To determine the relevance of minor neuropsychological deficits (MNPD) in patients with subjective cognitive decline (SCD) with regard to CSF levels of Alzheimer disease (AD) biomarkers, cognitive decline, and clinical progression to mild cognitive impairment (MCI).

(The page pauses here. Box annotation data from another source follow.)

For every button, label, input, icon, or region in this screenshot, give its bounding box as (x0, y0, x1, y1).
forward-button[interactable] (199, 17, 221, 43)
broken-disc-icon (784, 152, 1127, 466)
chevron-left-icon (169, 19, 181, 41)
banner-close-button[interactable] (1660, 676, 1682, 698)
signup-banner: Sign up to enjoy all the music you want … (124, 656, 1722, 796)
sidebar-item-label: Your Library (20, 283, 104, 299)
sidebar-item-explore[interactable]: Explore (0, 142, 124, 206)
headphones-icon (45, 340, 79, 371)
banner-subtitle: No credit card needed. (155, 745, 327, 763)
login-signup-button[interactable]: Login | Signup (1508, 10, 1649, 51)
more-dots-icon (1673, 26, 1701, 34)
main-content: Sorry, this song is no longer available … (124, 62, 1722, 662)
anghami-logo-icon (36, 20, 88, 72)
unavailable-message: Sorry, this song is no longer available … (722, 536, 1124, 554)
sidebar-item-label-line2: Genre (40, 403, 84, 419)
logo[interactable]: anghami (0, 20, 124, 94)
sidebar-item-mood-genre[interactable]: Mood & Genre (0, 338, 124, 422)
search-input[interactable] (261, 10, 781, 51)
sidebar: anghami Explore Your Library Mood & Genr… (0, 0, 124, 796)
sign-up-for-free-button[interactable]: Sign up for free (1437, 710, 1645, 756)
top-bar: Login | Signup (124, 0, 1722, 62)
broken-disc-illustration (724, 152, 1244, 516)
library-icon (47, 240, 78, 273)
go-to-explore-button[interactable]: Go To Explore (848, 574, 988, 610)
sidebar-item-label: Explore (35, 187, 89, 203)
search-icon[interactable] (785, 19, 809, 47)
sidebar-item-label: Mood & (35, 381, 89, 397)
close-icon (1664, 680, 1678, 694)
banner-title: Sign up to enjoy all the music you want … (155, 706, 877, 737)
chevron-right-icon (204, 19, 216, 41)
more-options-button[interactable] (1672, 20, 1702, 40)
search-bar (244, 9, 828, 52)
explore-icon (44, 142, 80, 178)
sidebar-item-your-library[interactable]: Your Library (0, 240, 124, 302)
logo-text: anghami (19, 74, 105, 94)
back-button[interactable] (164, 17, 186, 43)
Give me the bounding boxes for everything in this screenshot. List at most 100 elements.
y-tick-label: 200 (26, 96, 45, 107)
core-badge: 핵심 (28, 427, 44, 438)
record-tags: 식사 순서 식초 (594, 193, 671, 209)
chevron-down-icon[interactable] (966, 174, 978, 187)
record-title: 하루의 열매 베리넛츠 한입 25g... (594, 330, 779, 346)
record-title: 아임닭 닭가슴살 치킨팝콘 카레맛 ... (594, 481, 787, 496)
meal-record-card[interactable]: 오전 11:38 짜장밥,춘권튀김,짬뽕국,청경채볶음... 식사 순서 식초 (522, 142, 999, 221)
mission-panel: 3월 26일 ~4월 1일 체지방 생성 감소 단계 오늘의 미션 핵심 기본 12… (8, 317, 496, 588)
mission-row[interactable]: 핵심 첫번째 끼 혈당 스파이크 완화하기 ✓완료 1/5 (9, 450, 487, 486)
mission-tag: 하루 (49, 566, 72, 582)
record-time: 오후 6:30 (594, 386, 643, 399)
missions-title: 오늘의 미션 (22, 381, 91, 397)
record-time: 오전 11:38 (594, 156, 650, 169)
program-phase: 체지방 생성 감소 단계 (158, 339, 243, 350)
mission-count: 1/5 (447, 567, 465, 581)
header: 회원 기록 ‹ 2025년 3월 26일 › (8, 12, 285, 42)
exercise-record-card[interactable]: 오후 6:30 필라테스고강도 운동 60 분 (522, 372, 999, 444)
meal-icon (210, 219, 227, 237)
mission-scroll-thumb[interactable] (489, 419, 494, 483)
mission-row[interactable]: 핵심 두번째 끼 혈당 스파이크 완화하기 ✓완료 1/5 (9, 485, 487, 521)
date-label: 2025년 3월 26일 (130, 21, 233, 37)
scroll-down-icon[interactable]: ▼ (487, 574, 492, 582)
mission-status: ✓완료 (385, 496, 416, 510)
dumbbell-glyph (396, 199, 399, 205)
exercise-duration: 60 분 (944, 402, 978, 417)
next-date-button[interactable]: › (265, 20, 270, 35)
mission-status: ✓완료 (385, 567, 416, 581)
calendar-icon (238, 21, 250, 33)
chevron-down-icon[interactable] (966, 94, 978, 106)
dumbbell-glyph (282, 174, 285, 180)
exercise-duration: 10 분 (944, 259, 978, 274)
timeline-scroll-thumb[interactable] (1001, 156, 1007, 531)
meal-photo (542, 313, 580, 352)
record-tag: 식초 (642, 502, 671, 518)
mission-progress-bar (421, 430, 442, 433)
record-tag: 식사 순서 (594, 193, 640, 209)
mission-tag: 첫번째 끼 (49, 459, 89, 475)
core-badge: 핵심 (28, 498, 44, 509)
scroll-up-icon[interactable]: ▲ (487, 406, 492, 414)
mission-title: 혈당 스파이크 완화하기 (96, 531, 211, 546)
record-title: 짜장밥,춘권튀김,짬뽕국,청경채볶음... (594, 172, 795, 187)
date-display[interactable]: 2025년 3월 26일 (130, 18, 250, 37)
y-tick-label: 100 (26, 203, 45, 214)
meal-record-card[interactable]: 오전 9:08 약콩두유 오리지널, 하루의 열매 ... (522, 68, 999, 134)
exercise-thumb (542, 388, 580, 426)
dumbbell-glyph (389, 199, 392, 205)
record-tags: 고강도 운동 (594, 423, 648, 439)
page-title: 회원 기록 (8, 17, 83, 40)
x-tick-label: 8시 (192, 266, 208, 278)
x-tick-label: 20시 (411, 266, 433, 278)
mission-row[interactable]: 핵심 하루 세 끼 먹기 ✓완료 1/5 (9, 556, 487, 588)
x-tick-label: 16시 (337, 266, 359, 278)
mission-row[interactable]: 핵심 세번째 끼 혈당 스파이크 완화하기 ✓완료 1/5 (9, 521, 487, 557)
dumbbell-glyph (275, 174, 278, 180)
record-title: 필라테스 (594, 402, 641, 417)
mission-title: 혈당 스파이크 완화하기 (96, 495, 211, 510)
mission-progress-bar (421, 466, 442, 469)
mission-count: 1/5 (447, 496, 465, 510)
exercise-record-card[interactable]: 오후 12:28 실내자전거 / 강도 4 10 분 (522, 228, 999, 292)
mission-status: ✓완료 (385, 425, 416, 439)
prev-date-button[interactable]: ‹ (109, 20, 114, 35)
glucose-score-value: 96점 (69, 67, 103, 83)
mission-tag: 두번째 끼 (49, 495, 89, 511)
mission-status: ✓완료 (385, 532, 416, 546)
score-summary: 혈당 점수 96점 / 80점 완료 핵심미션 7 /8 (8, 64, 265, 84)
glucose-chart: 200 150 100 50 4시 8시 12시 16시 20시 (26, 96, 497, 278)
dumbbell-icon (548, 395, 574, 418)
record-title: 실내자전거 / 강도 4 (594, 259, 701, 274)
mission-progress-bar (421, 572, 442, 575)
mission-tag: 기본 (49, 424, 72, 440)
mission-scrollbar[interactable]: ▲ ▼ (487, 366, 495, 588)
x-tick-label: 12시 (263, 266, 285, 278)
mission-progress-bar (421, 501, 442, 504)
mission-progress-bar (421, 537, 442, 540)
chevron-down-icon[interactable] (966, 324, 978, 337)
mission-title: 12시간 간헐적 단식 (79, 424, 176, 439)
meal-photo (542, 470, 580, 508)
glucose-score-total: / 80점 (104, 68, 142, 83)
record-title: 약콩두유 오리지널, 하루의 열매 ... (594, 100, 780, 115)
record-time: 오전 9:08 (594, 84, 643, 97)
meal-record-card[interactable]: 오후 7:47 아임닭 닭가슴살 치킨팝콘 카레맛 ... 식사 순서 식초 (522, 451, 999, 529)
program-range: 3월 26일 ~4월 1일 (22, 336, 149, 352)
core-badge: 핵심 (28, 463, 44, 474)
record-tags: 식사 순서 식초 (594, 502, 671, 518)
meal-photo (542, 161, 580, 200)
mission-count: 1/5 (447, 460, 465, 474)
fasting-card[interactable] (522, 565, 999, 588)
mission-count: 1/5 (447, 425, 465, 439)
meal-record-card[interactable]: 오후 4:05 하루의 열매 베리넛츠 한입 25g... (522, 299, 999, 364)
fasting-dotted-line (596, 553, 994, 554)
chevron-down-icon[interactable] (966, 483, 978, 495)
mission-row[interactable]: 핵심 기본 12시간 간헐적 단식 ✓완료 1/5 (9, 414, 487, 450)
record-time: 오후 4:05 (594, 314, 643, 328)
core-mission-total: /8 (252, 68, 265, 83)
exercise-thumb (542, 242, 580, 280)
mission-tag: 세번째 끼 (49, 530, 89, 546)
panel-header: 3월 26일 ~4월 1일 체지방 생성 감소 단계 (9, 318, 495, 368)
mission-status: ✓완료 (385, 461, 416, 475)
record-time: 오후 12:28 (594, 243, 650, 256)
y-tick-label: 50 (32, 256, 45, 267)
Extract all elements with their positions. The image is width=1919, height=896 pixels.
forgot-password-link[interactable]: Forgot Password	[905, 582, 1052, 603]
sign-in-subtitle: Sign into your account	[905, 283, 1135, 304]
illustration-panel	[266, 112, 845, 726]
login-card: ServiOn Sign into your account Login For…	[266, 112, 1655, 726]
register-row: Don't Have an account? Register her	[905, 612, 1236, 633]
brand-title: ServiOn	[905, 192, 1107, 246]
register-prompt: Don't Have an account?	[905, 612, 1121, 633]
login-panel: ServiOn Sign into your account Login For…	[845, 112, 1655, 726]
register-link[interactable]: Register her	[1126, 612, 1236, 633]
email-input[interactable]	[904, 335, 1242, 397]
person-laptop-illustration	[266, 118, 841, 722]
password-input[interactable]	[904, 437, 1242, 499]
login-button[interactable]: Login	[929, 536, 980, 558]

This study included patients with clinical SCD and SCD-free, healthy control (HC) participants with available baseline CSF and/or longitudinal cognitive data from the observational DZNE Longitudinal Cognitive Impairment and Dementia study. We defined MNPD as a performance of at least 0.5SD below the mean on a demographically adjusted total score derived from the Consortium to Establish a Registry for Alzheimer's Disease neuropsychological assessment battery. We compared SCD patients with MNPD and those without MNPD with regard to CSF amyloid-β (Aβ)42/Aβ40, phosphorylated tau (p-tau₁₈₁)_, total tau and Aβ42/p-tau₁₈₁ levels, longitudinal cognitive composite trajectories, and risk of clinical progression to incident MCI (follow-up M ± SD: 40.6 ± 23.7 months). In addition, we explored group differences between SCD and HC in those without MNPD.

In our sample (N = 672, mean age: 70.7 ± 5.9 years, 50% female), SCD patients with MNPD (n = 55, 12.5% of SCD group) showed significantly more abnormal CSF biomarker levels, increased cognitive decline, and a higher risk of progression to incident MCI (HR: 4.07, 95% CI 2.46–6.74) compared with SCD patients without MNPD (n = 384). MNPD had a positive predictive value of 57.0% (95% CI 38.5–75.4) and a negative predictive value of 86.0% (95% CI 81.9–90.1) for the progression of SCD to MCI within 3 years. SCD patients without MNPD showed increased cognitive decline and a higher risk of incident MCI compared with HC participants without MNPD (n = 215; HR: 4.09, 95% CI 2.07–8.09), while AD biomarker levels did not differ significantly between these groups.

Our results suggest that MNPD are a risk factor for AD-related clinical progression in cognitively normal patients seeking medical counseling because of SCD. As such, the assessment of MNPD could be useful for individual clinical prediction and for AD risk stratification in clinical trials. However, SCD remains a risk factor for future cognitive decline even in the absence of MNPD.

旨在确定主观认知衰退 (SCD) 患者的轻微神经心理缺陷 (MNPD) 与阿尔茨海默病 (AD) 生物标志物脑脊液水平、认知衰退和轻度认知障碍 (MCI) 临床进展的相关性。

这项研究包括患有临床 SCD 的患者和无 SCD 的健康对照 (HC) 参与者，这些参与者具有来自观察性DZNE 纵向认知障碍和痴呆研究的可用基线 CSF 和/或纵向认知数据。我们将 MNPD 定义为，根据建立阿尔茨海默氏病神经心理学评估组注册表的联盟得出的人口统计调整总分，其表现至少低于平均值 0.5SD 。我们比较了患有 MNPD 的 SCD 患者和不患有 MNPD 的患者的脑脊液淀粉样蛋白-β (Aβ)42/Aβ40、磷酸化 tau (p-tau 181 )、总 tau_和Aβ42 _/ p-tau ₁₈₁水平、纵向认知复合轨迹以及临床进展至 MCI 事件的风险（随访M ± SD：40.6 ± 23.7 个月）。此外，我们还探讨了无 MNPD 患者中 SCD 和 HC 之间的组间差异。

在我们的样本中（N = 672，平均年龄：70.7 ± 5.9 岁，50% 女性），患有 MNPD 的 SCD 患者（n = 55，SCD 组的 12.5%）表现出明显更异常的 CSF 生物标志物水平、认知能力下降加剧以及认知能力下降。与无 MNPD 的 SCD 患者 (n = 384) 相比，进展为 MCI 的风险更高（HR：4.07，95% CI 2.46–6.74）。MNPD 对于 3 年内 SCD 进展为 MCI 的阳性预测值为 57.0%（95% CI 38.5-75.4），阴性预测值为 86.0%（95% CI 81.9-90.1）。与没有 MNPD 的 HC 参与者相比，没有 MNPD 的 SCD 患者认知能力下降加剧，发生 MCI 的风险更高（n = 215；HR：4.09，95% CI 2.07–8.09），而 AD 生物标志物水平在这些组之间没有显着差异。

我们的结果表明，对于因 SCD 寻求医疗咨询的认知正常患者，MNPD 是 AD 相关临床进展的危险因素。因此，MNPD 的评估可用于个体临床预测和临床试验中的 AD 风险分层。然而，即使没有 MNPD，SCD 仍然是未来认知能力下降的危险因素。